Tunisie/ Crise financière : Un alarmisme ambiant, la prise de parole de l’exécutif est exigée !

01-02-2022

Les voix fusent de partout pour alerter sur le caractère critique de la situation socio-économique. La Tunisie serait face à une crise financière aiguë, le retard constaté dans le versement des salaires de janvier suscite des craintes et alimente les pronostics les plus alarmants.

Hier, les syndicats de l’éducation et de l’enseignement sont montés au créneau, face au retard dans le versement de leurs salaires de janvier. Une situation qui les met dans une situation critique quant à honorer leurs engagements bancaires et les dépenses de la vie courante, dans un contexte inflationniste, marqué par une cherté galopante et une dégradation du pouvoir d’achat sans précédent.

La situation est d’autant plus inquiétante, sur fond de cette controverse selon laquelle, la poste tunisienne a prêté à l’Etat tunisien 7 milliards de dinars de l’épargne des citoyens, pour pouvoir verser les salaires.

Une déclaration démentie, aujourd’hui même, par des responsables du ministère des Finances, qui, par médias interposés, écartent que l’épargne postale ait été touchée.

Un démenti qui ne convainc pas, tout autant que le recours de la Tunisie à la planche à billets, également  exclue par les autorités.

Ezzeddine Saïdane avait mis en garde, tout récemment, contre « la poursuite du recours par la banque centrale à la planche à billets, pour mettre à disposition les liquidités, sans contrepartie économique ».

L’économiste était affirmatif à ce sujet, et dit s’être référé au rapport de la banque mondiale, « ayant évoqué un recours croissant à la création d’une masse monétaire, outre le rapport de l’agence Moody’s, ayant appelé la Tunisie à identifier clairement ses sources de financement, pour garantir la stabilité de sa notation souveraine ».

Le plus dur reste à venir !

L’expert-comptable, Anis Ouhaïbi, a déclaré ce mardi 01er février que le retard de l’Etat en matière de versement des salaires, est « inacceptable ».

Dans un entretien avec Shems, il a qualifié « d’illogique », l’évocation du financement des salaires et des dépenses de l’Etat, par les crédits consacrés à l’investissement, pointant le silence du gouvernement tunisien, à ce sujet.

« Si le gouvernement n’a pas des solutions effectives, il faudrait qu’il le dise en vue de chercher des solutions collectives ».

L’expert-comptable a, par ailleurs, indiqué que l’on a réussi à rembourser les salaires du mois de janvier, mais ce qui suscite les craintes, est le mois de février, signalant que la Tunisie va connaitre de gros problèmes à compter du mois d’avril.

L’Etat ne compte plus sur ses propres ressources pour payer les salaires

Même son de cloche chez Moez Joudi.

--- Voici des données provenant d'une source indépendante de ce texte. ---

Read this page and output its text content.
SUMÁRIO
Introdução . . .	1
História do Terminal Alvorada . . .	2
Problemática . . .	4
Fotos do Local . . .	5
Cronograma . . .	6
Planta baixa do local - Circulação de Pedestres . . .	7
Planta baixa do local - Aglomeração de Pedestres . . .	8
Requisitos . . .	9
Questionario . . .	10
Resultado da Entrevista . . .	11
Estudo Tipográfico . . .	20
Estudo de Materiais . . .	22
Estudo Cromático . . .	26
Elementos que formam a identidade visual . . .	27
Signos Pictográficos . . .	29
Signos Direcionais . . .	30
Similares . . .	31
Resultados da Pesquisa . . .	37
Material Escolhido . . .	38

La situation économique est, extrêmement, critique, a-t-il souligné, persistant à déplorer que l’Etat ait eu recours à l’épargne des citoyens auprès de la poste tunisienne, pour appuyer le budget de l’Etat et verser les salaires de la fonction publique.

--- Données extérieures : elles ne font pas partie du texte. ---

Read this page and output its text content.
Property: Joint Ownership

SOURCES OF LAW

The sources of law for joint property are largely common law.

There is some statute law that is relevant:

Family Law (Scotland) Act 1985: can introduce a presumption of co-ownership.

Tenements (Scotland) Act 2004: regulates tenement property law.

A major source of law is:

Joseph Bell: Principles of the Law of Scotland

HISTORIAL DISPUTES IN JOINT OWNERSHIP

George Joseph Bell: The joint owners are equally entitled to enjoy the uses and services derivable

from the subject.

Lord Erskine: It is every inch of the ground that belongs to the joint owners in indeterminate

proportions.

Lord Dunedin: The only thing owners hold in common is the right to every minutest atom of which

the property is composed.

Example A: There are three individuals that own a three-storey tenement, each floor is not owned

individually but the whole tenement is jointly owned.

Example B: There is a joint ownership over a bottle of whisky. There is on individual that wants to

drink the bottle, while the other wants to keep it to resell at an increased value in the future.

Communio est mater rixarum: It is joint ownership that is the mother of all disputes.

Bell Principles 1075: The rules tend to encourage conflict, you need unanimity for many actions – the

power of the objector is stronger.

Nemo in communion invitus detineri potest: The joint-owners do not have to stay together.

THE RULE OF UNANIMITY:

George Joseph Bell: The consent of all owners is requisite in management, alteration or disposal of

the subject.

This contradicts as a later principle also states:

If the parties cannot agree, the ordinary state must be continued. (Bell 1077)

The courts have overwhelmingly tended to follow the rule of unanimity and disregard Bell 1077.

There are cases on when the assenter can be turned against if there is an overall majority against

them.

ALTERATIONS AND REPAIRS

Joudi a exprimé son étonnement de l’absence de communication du président de la république, de la cheffe du gouvernement et des ministres, sur ce qui se passe.

Intervenu sur Jawhara, il a affirmé que la situation est, aujourd’hui, catastrophique, et l’Etat ne compte plus sur ses propres ressources fiscales pour payer les salaires des fonctionnaires, mais sur les crédits étrangers, les bons de trésor, et l’épargne de la poste tunisienne. Le plus grave est que cette opération devienne ordinaire, et non exceptionnelle pendant une période déterminée.

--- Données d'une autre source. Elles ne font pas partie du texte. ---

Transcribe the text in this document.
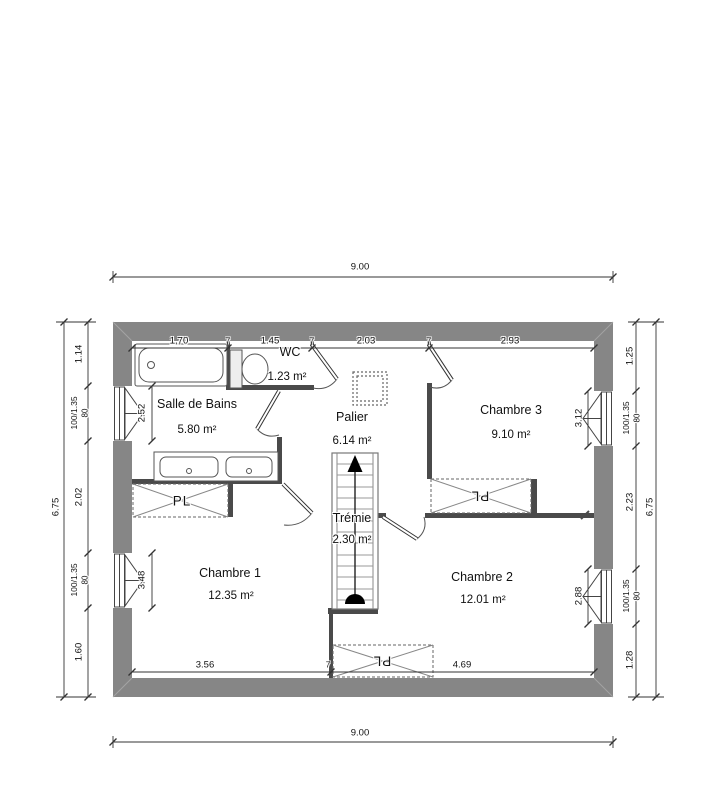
9.00
9.00
6.75	6.75
1.70	7	1.45	7	2.03	7	2.93
3.56	7	4.69
1.14
100/1.35 80
2.02
100/1.35 80
1.60
1.25
100/1.35 80
2.23
100/1.35 80
1.28
2.52
3.48
3.12
2.88
Salle de Bains
5.80 m²
WC
1.23 m²
Palier
6.14 m²
Chambre 3
9.10 m²
Chambre 1
12.35 m²
Chambre 2
12.01 m²
Trémie
2.30 m²
PL	PL
PL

Selon ses dires, les banques sont aux prises avec de fortes pressions, dans la mesure où leur rôle s’est transformé du financement de l’économie, des projets et de l’appui des investisseurs, au financement du déficit budgétaire. Le pays est en train de rembourser sa dette extérieure, à travers l’endettement extérieur, a-t-il souligné.

La crise de 1986 et le programme d’ajustement structurel (PAS)

La Tunisie serait donc face à une crise financière grave, jamais connue de son histoire. La crise serait plus virulente que celle de 1986, à laquelle le pays était confronté à la fin de règne de Bourguiba. La Tunisie avait fait l’objet, à l’époque d’un programme d’ajustement structurel (PAS) de la part du FMI. En serait-il le cas, en l’an 2022, pour sortir de cette impasse financière ?

Le dénouement de cette situation est tributaire de la conclusion d’un nouveau programme de soutien financier avec le FMI. Le gouvernement devait d’ores et déjà entamer, à la mi-janvier écoulée, des négociations avec le fonds monétaire international, pour conclure un nouveau programme, sur la base d’un document préparé par 80 cadres de l’administration tunisienne, et comportant les principales réformes que la Tunisie compte entreprendre.

L’institution de Bretton Woods semble plus réticente à poursuivre sa coopération avec la Tunisie, déçue, qu’elle est, par les gouvernements successifs pour n’avoir pas honoré leurs engagements précédents, en matière de réforme.

Serait-elle facile à convaincre par le gouvernement Bouden  ? Les prochains jours nous le diront. Quoi qu’il en soit, cette période difficile à laquelle on est confronté était prévisible, pour avoir négligé le volet économique et financier pendant la dernière décennie, et focaliser sur les querelles et tiraillements politiques et idéologiques. L’état d’exception que l’on vit actuellement, les tensions tous azimuts, et  le manque de consensus n’ont fait qu’aggraver la situation.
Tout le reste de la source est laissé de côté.